Currently there's a big problem in GPGPU computing - high latency until the computation results are available. That can be tens of milliseconds. This significantly limits type of tasks you can efficiently offload to GPU. I understand AMD's hUMA/HSA is supposed to address this problem.
But there's another problem: currently CPU memory buses are connected to two or more DDR3 memory channels. And DDR3 doesn't simply have sufficient bandwidth for high performance graphics and GPGPU computing, especially when shared with CPU.
Intel Haswell will have CPU and GPU on-package together with shared 128MB of eDRAM 64 GBps "L4 cache". I believe that should enable low latency high performance memory sharing.
I don't understand AMD's bandwidth story. Does the GPU share one memory controller with CPU and have another private one, for example connected to GDDR5? I don't see how hUMA could work efficiently over PCIe bus either, so I guess hUMA is about APU + CPU only.
> DDR3 doesn't simply have sufficient bandwidth for high performance graphics and GPGPU computing, especially when shared with CPU
This is an overgeneralization. Real-time 3d rendering
is bandwidth hungry but there are plenty of cache-friendly
or latency-bound codes in areas that can benefit
from GPGPU.
Though one problem is that we don't yet have a lot of popular GPGPU apps on the mass market, and the ones that
we do have exploit the strengths and weaknesses of the old school GPUs
(= high bandwidth, limited communication needs with CPU)
I think this hUMA/HSA is a value proposition and not meant for high-end graphics or GPGPU, which can easily stream through GBs of data very quickly (high end cards have > 4 GB on card). Even Haswell strikes me as a value product; everything great until your problem doesn't fit into your cache.
The transparent memory hierarchy is still quite expensive, and there are lots of performance benefits, at least at the high end, to managing it yourself.
>I think this hUMA/HSA is a value proposition and not meant for high-end graphics or GPGPU, which can easily stream through GBs of data very quickly (high end cards have > 4 GB on card).
I think the use of it in gaming consoles goes against that a bit. I also don't see why you're combining the architecture with the specific hardware. You're thinking x86 CPU with an embedded-class GPU in it. What happens if they build a high end GPU with a CPU in it? Nothing stops them from putting 4GB of DRAM on the same package as that like they do with GPUs (or did historically with SRAM on Slot-based CPUs). You can certainly imagine a market for both, the later would just be the expensive / high end model of the former.
And if you really, actually need a dedicated GPU for some highly specialized workload, I imagine you'll still be able to buy one.

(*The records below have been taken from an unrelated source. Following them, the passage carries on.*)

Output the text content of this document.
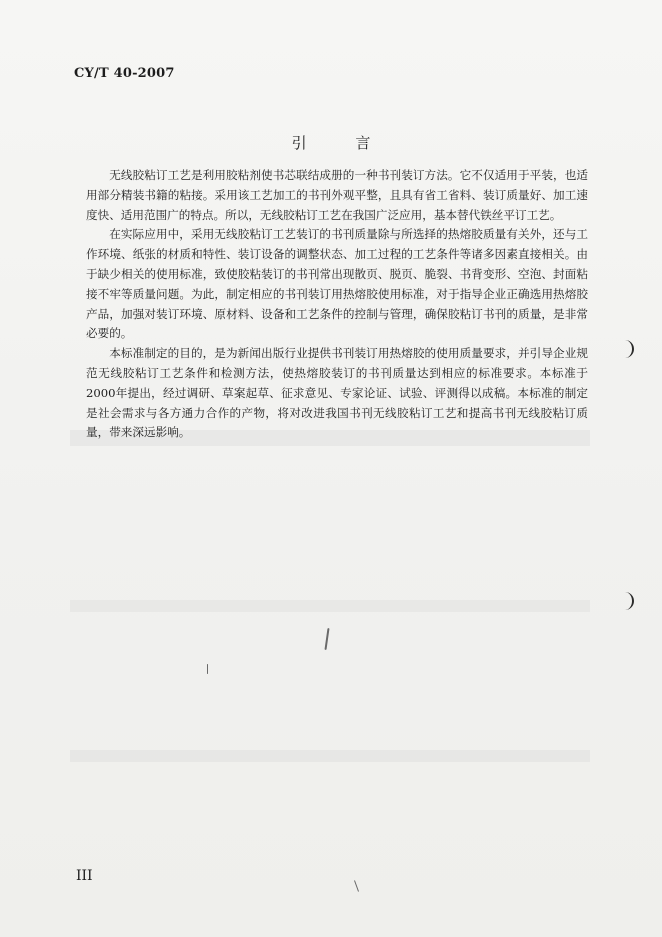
CY/T 40-2007
引 言

无线胶粘订工艺是利用胶粘剂使书芯联结成册的一种书刊装订方法。它不仅适用于平装，也适用部分精装书籍的粘接。采用该工艺加工的书刊外观平整，且具有省工省料、装订质量好、加工速度快、适用范围广的特点。所以，无线胶粘订工艺在我国广泛应用，基本替代铁丝平订工艺。

在实际应用中，采用无线胶粘订工艺装订的书刊质量除与所选择的热熔胶质量有关外，还与工作环境、纸张的材质和特性、装订设备的调整状态、加工过程的工艺条件等诸多因素直接相关。由于缺少相关的使用标准，致使胶粘装订的书刊常出现散页、脱页、脆裂、书背变形、空泡、封面粘接不牢等质量问题。为此，制定相应的书刊装订用热熔胶使用标准，对于指导企业正确选用热熔胶产品，加强对装订环境、原材料、设备和工艺条件的控制与管理，确保胶粘订书刊的质量，是非常必要的。

本标准制定的目的，是为新闻出版行业提供书刊装订用热熔胶的使用质量要求，并引导企业规范无线胶粘订工艺条件和检测方法，使热熔胶装订的书刊质量达到相应的标准要求。本标准于2000年提出，经过调研、草案起草、征求意见、专家论证、试验、评测得以成稿。本标准的制定是社会需求与各方通力合作的产物，将对改进我国书刊无线胶粘订工艺和提高书刊无线胶粘订质量，带来深远影响。

III
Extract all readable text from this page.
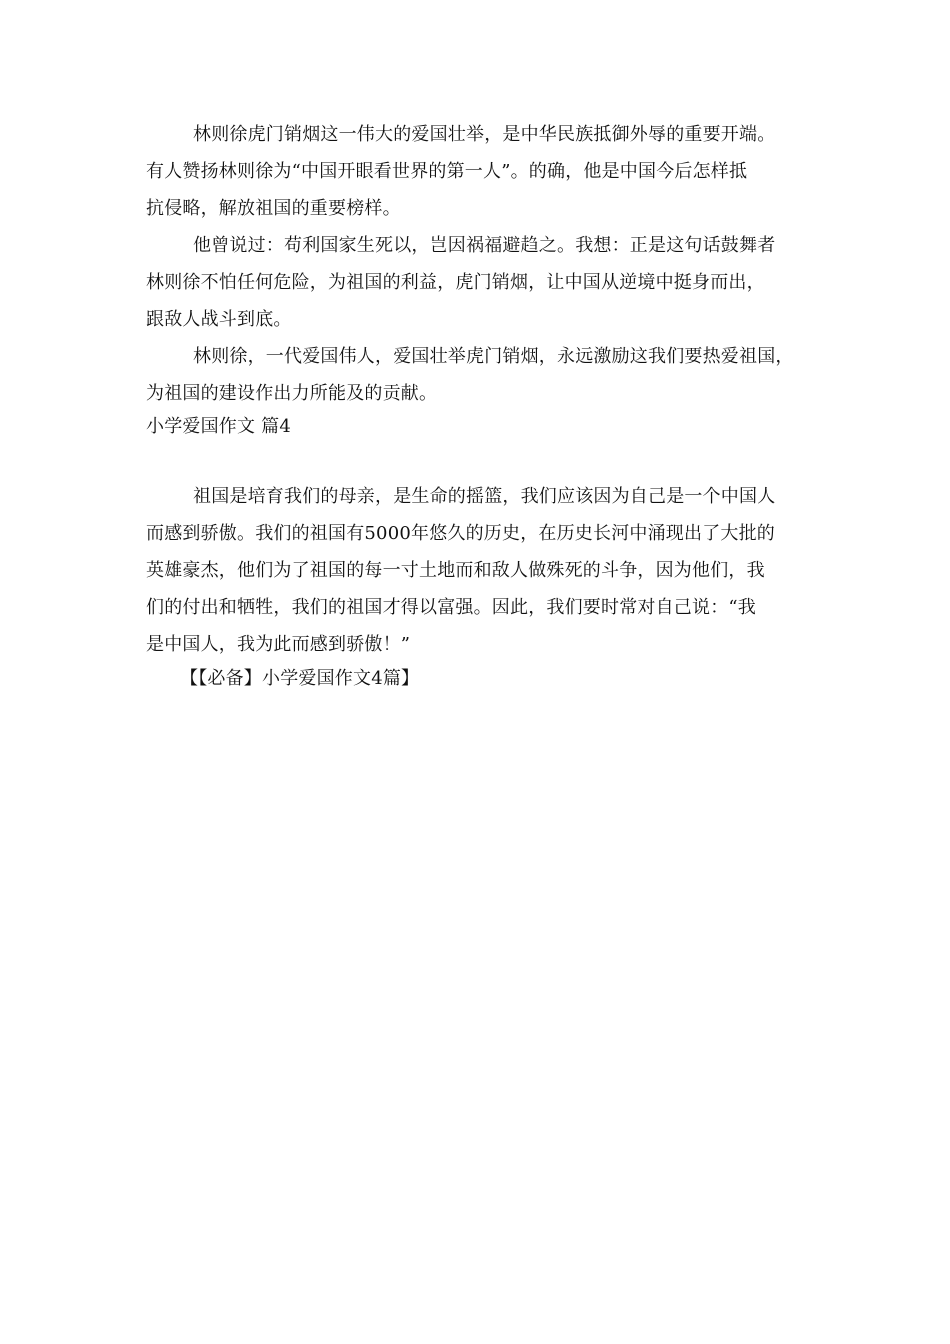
林则徐虎门销烟这一伟大的爱国壮举，是中华民族抵御外辱的重要开端。
有人赞扬林则徐为“中国开眼看世界的第一人”。的确，他是中国今后怎样抵
抗侵略，解放祖国的重要榜样。
他曾说过：苟利国家生死以，岂因祸福避趋之。我想：正是这句话鼓舞者
林则徐不怕任何危险，为祖国的利益，虎门销烟，让中国从逆境中挺身而出，
跟敌人战斗到底。
林则徐，一代爱国伟人，爱国壮举虎门销烟，永远激励这我们要热爱祖国，
为祖国的建设作出力所能及的贡献。
小学爱国作文 篇4
祖国是培育我们的母亲，是生命的摇篮，我们应该因为自己是一个中国人
而感到骄傲。我们的祖国有5000年悠久的历史，在历史长河中涌现出了大批的
英雄豪杰，他们为了祖国的每一寸土地而和敌人做殊死的斗争，因为他们，我
们的付出和牺牲，我们的祖国才得以富强。因此，我们要时常对自己说：“我
是中国人，我为此而感到骄傲！”
【【必备】小学爱国作文4篇】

But now you're talking about the market where people currently put four GPUs into one box, which is not exactly mass market.
There are a lot of performance benefits to managing the memory hierarchy yourself. But I think that the demise of the Cell demonstrated that not enough people are willing to do it to justify it as architectural decision.
I was talking about for a single chip. There was a lot of interest in Cell in the HPC market, but it also died.
For applications that can tolerate the latency, offloading computation to the GPUs is such a multiplier in performance that they have to put up with manually managing the hierarchy - but even there, it's a rather coarse memory management.
I'm surprised it's taken this long to get unified memory access across CPU and GPU. Carmack has been asking for it for a while now and that's just for the traditional application of a GPU (graphics). For GPGPU this would be massive. It's also probably one of the few places AMD can really compete with Intel too as they have both CPU and GPU tech.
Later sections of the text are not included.